In the past 20 years I have watched several small towns change radically. Shops selling things people actually needed — meat, fish, fruit and veg, bread and butter, ironmongery, postal and banking services — have closed. In their place have come coffee shops, delis, estate and holiday-home letting agents, overpriced clothing boutiques, nail bars and beauty salons, and gift emporiums — those I call £30 scented candle stores. Then there are the charity shops — nothing wrong with those, and they have become smarter with attractive professional displays, but there are too many, cheek by jowl.

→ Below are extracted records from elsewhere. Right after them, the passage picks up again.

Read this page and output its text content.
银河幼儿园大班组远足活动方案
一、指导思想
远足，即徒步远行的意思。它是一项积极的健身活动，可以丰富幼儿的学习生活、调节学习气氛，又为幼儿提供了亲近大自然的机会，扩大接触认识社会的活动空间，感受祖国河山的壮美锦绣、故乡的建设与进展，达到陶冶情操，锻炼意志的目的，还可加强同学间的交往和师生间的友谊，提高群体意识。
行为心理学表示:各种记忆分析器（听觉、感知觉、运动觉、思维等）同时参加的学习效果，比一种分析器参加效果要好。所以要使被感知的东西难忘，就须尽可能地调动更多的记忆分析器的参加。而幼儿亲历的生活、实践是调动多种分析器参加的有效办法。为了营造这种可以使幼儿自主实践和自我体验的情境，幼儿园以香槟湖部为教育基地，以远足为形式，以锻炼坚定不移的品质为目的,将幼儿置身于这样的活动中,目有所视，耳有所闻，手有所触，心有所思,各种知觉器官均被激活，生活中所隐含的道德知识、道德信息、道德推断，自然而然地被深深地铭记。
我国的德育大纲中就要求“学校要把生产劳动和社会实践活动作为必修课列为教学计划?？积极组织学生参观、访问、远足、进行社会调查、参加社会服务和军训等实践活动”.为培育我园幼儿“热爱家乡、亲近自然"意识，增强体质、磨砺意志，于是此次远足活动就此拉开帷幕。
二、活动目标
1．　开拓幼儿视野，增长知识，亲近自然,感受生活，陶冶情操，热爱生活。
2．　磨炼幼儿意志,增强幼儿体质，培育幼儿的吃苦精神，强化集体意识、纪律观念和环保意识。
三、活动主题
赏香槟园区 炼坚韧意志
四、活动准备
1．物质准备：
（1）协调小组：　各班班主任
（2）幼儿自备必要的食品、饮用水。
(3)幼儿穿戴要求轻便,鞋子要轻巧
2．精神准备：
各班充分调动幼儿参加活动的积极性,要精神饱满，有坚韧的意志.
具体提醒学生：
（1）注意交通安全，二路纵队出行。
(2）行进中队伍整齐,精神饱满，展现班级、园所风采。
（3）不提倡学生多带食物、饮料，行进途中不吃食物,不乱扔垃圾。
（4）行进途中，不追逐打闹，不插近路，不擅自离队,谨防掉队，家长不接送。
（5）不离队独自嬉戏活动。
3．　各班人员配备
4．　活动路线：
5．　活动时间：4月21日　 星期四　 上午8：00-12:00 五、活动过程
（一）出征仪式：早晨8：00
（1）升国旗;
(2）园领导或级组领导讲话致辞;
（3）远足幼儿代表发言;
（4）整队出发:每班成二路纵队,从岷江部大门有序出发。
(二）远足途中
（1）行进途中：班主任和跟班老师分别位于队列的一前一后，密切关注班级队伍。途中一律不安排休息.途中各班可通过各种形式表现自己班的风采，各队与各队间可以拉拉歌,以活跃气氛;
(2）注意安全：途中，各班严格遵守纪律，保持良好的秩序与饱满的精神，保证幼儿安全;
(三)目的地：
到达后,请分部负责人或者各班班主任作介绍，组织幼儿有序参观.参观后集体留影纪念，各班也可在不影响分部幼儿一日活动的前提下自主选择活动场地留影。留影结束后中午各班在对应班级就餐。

Now, in the twinkling of an eye, all shops other than those selling essentials have been forced to close. The scented candle purveyors are surviving on government bailouts while dreaming of re-stocking in ‘Pomegranate, Pepper and Peat’, but they will wake to a very different world, of high unemployment, austerity, bankruptcies, and general struggle. Money will be spent on necessities, not dinners for two at £50 a head or, indeed, scented candles.
Which brings us to empty shops, and one question — why do these buildings have to be shops at all? I am not the first to point out that the rooms over retail and other business premises are generally unused except perhaps for storage. They should be lived in. In my nearby town, most were once houses anyway and could readily become so again.